Dalam perjalanan saya mengingat tangisan Emak. Dari matanya kulihat aura seolah akan kehilangan satu anaknya. Tiba-tiba saat itu saya ingin menangis, hal yang sudah lupa kapan terakhir terjadi itu bisa kuredam, dengan membayangkan betapa bergengsinya nanti setelah pulang akan mendapat pekerjaan memakai seragam. Dan itu akan membuat Emak bahagia, yakin saya.

----------

"Sekolah supaya tidak jadi petani". Gaung itu masih terdengar. Tapi sudah mulai memudar.

Sebab para pemukul kesadaran itu sepertinya memejamkan mata. Mereka yang jika sadar berkewajiban minciptakan lapangan kerja seolah tidak berbuat.

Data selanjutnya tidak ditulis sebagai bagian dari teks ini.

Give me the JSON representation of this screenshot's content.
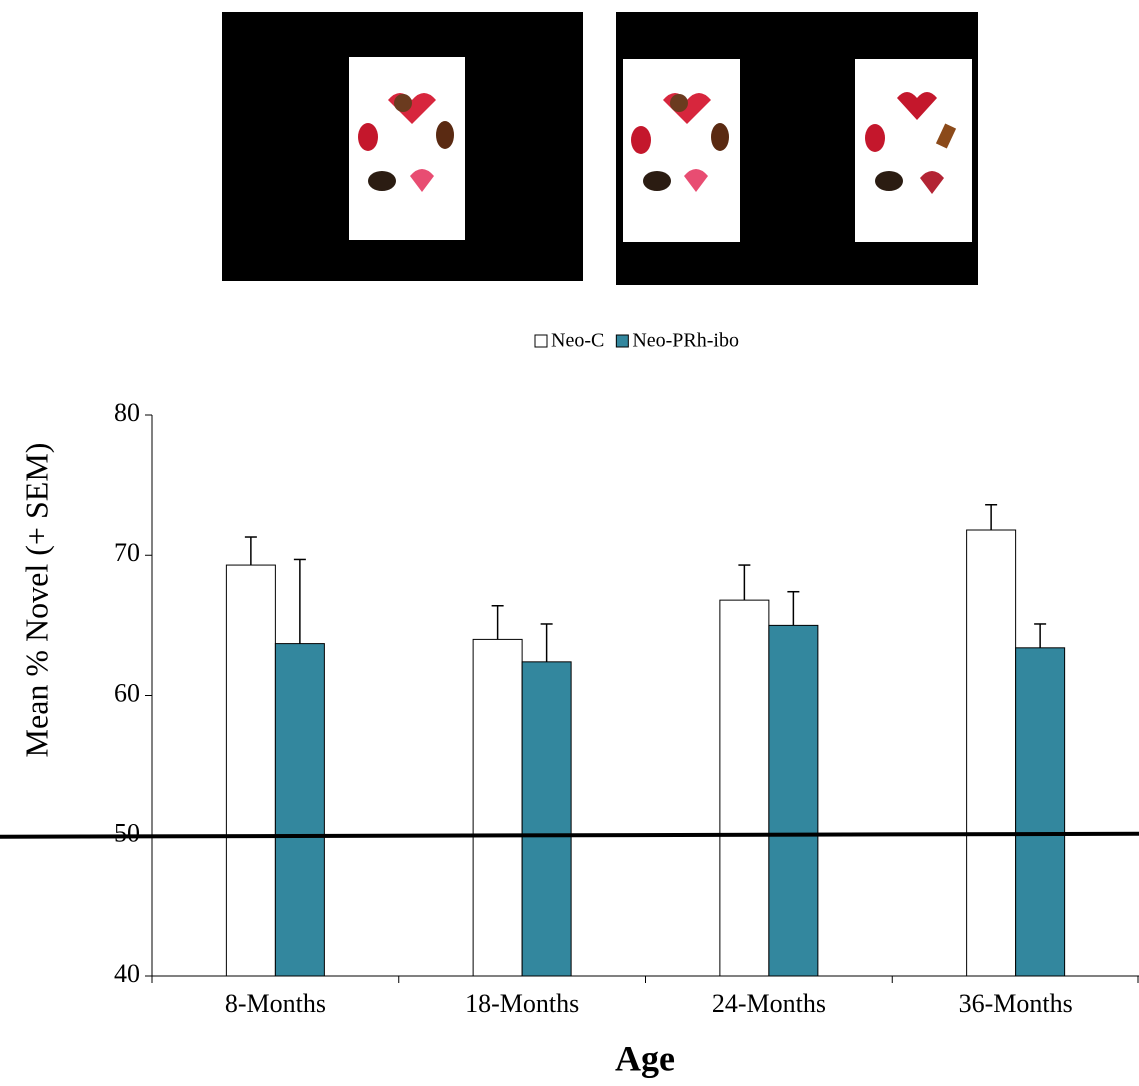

Bisa dibayangkan negatifnya jika anak-anak sekolah mau sekolah (karena diajak) hanya berharap sekolah mampu mendapatkan pekerjaan yang menurut mereka lebih layak tapi setelahnya lapangan kerja tidak menyambut? Jelas kecewa.

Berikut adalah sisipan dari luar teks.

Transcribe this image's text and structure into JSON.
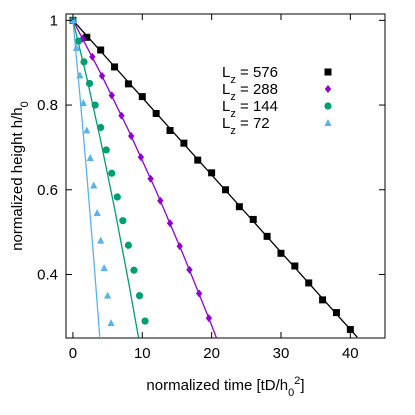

Mereka yang sudah sukses menjadi "pengharap" merasa terhinakan. Selain malu (seharusnya tidak) karena ada yang kembali lagi jadi petani, uang yang hangus pula turut disesalkan. Dan jelas dampaknya pada anak-anak yang masih seumuran sekolah, jadi tidak serius dan memilih putus sekolah karena "sekolah juga tetap jadi petani", anggapan berupah total.

Contohnya pedagang sapi di kampung saya, yang bisa dikatakan sudah alergi melanjutkan pendidikan anaknya ke perguruan tinggi. Katanya, anak sulungnya aja sudah empat tahun sarjana belum juga kerja. Biaya yang dihabiskan anak yang belum beruntungnya cukup banyak memang, sekitar 300 juta. Karena mungkin otak dagangnya senantiasa kumat, "Kalau uang itu didangangkan mungkin lain cerita," sesalnya saat bercerita pada saya.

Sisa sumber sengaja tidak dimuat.